Ivy beamed at me. “That’s a brilliant idea!”

“Um, I think she’s away,” said Ariadne. “I went past the library earlier and I didn’t see her in there.”

“She probably needed some time off,” said Ivy. “She was really upset about the library. It was in such a state after the fire.”

I hadn’t been there yet, but Ivy said it still smelt faintly of smoke, and a lot had had to be replaced. Miss Jones had been totally distraught about the loss of her precious books.

I went over and patted Ariadne on the back. “Dinner?” I said.

“Oh! Yes!”

I grinned. If Ariadne had missed Rookwood’s school dinners, there was definitely something wrong with her!

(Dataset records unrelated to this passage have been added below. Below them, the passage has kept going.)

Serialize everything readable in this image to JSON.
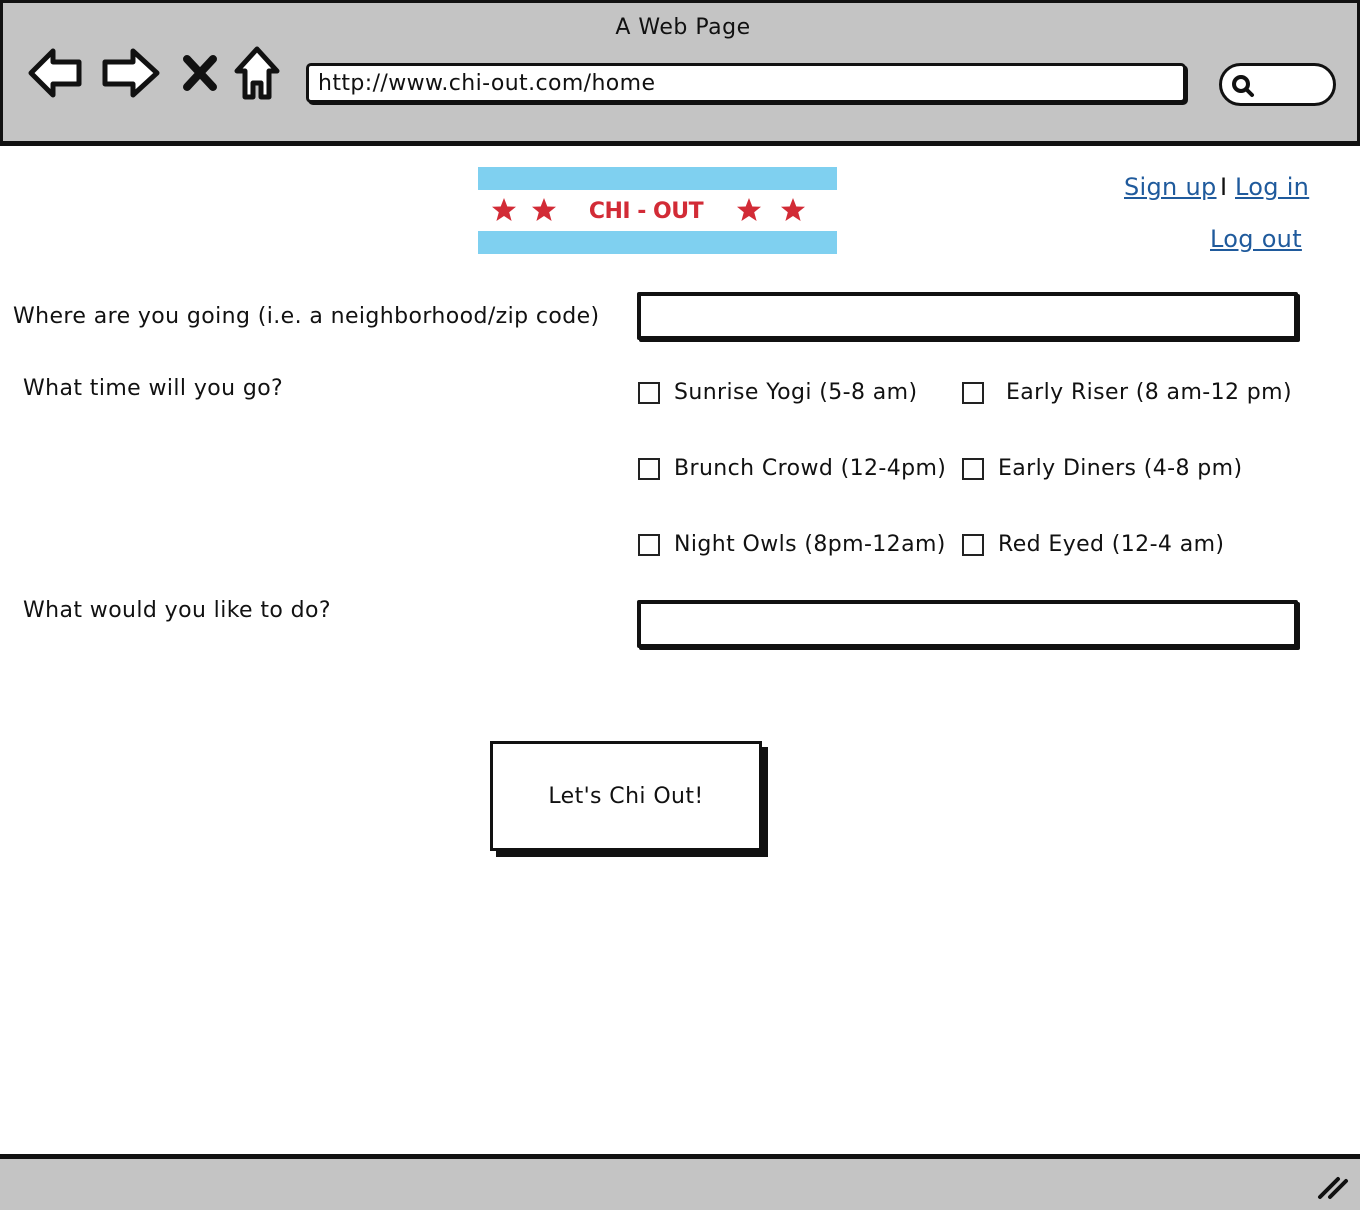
{
  "window": {
    "title": "A Web Page",
    "url": "http://www.chi-out.com/home"
  },
  "header": {
    "logo_text": "CHI - OUT",
    "sign_up": "Sign up",
    "separator": "I",
    "log_in": "Log in",
    "log_out": "Log out"
  },
  "form": {
    "where_label": "Where are you going (i.e. a neighborhood/zip code)",
    "where_value": "",
    "when_label": "What time will you go?",
    "time_options": [
      "Sunrise Yogi (5-8 am)",
      "Early Riser (8 am-12 pm)",
      "Brunch Crowd (12-4pm)",
      "Early Diners (4-8 pm)",
      "Night Owls (8pm-12am)",
      "Red Eyed (12-4 am)"
    ],
    "what_label": "What would you like to do?",
    "what_value": "",
    "submit_label": "Let's Chi Out!"
  },
  "colors": {
    "flag_blue": "#7fd0f0",
    "flag_red": "#d22b36",
    "link": "#1f5a9c",
    "chrome": "#c4c4c4"
  },
  "icons": [
    "back-arrow-icon",
    "forward-arrow-icon",
    "stop-icon",
    "home-icon",
    "search-icon",
    "resize-grip-icon"
  ]
}
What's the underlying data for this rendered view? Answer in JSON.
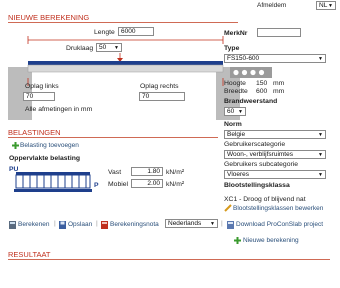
{
  "top": {
    "language_label": "Afmeldem",
    "language_value": "NL"
  },
  "new_calc": {
    "title": "NIEUWE BEREKENING",
    "length_label": "Lengte",
    "length_value": "6000",
    "bearing_label": "Druklaag",
    "bearing_value": "50",
    "support_left_label": "Oplag links",
    "support_left_value": "70",
    "support_right_label": "Oplag rechts",
    "support_right_value": "70",
    "units_note": "Alle afmetingen in mm"
  },
  "right_panel": {
    "mark_label": "MerkNr",
    "mark_value": "",
    "type_label": "Type",
    "type_value": "FS150-600",
    "height_label": "Hoogte",
    "height_value": "150",
    "height_unit": "mm",
    "width_label": "Breedte",
    "width_value": "600",
    "width_unit": "mm",
    "fire_label": "Brandweerstand",
    "fire_value": "60",
    "norm_label": "Norm",
    "norm_value": "Belgie",
    "usage_label": "Gebruikerscategorie",
    "usage_value": "Woon-, verblijfsruimtes",
    "sub_label": "Gebruikers subcategorie",
    "sub_value": "Vloeres",
    "exposure_title": "Blootstellingsklassa",
    "exposure_value": "XC1 - Droog of blijvend nat",
    "exposure_edit": "Blootstellingsklassen bewerken",
    "new_calc_link": "Nieuwe berekening"
  },
  "loads": {
    "title": "BELASTINGEN",
    "add_link": "Belasting toevoegen",
    "surface_title": "Oppervlakte belasting",
    "pu_label": "PU",
    "p_label": "P",
    "fixed_label": "Vast",
    "fixed_value": "1.80",
    "fixed_unit": "kN/m²",
    "mobile_label": "Mobiel",
    "mobile_value": "2.00",
    "mobile_unit": "kN/m²"
  },
  "toolbar": {
    "calculate": "Berekenen",
    "save": "Opslaan",
    "calc_note": "Berekeningsnota",
    "language": "Nederlands",
    "download": "Download ProConSlab project"
  },
  "result": {
    "title": "RESULTAAT"
  }
}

Miss Jones the librarian was indeed away that week, Mrs Knight confirmed at the Richmond dining table. Our inquisition would have to wait.

The days leading up to Friday were a blur as I counted down the hours to my next secret ballet session. And of course, I had to come up with a way to distract Ivy. There was no way she was going to believe me if I tried to use the shoe excuse again.

Things got even more tricky when I happened to pass Miss Finch in the hallway. “Ah, Scarlet,” she said. “Could you come down after dinner on Friday? I think I’ll need a bit of a longer rest after the lesson.”

“Yes, Miss,” I said, a lot more brightly than I felt. “I’ll see you then.”

On Friday, our ballet lesson flew by, almost quite literally, as were practising tour jetés. I felt that I was getting better – but was I good enough?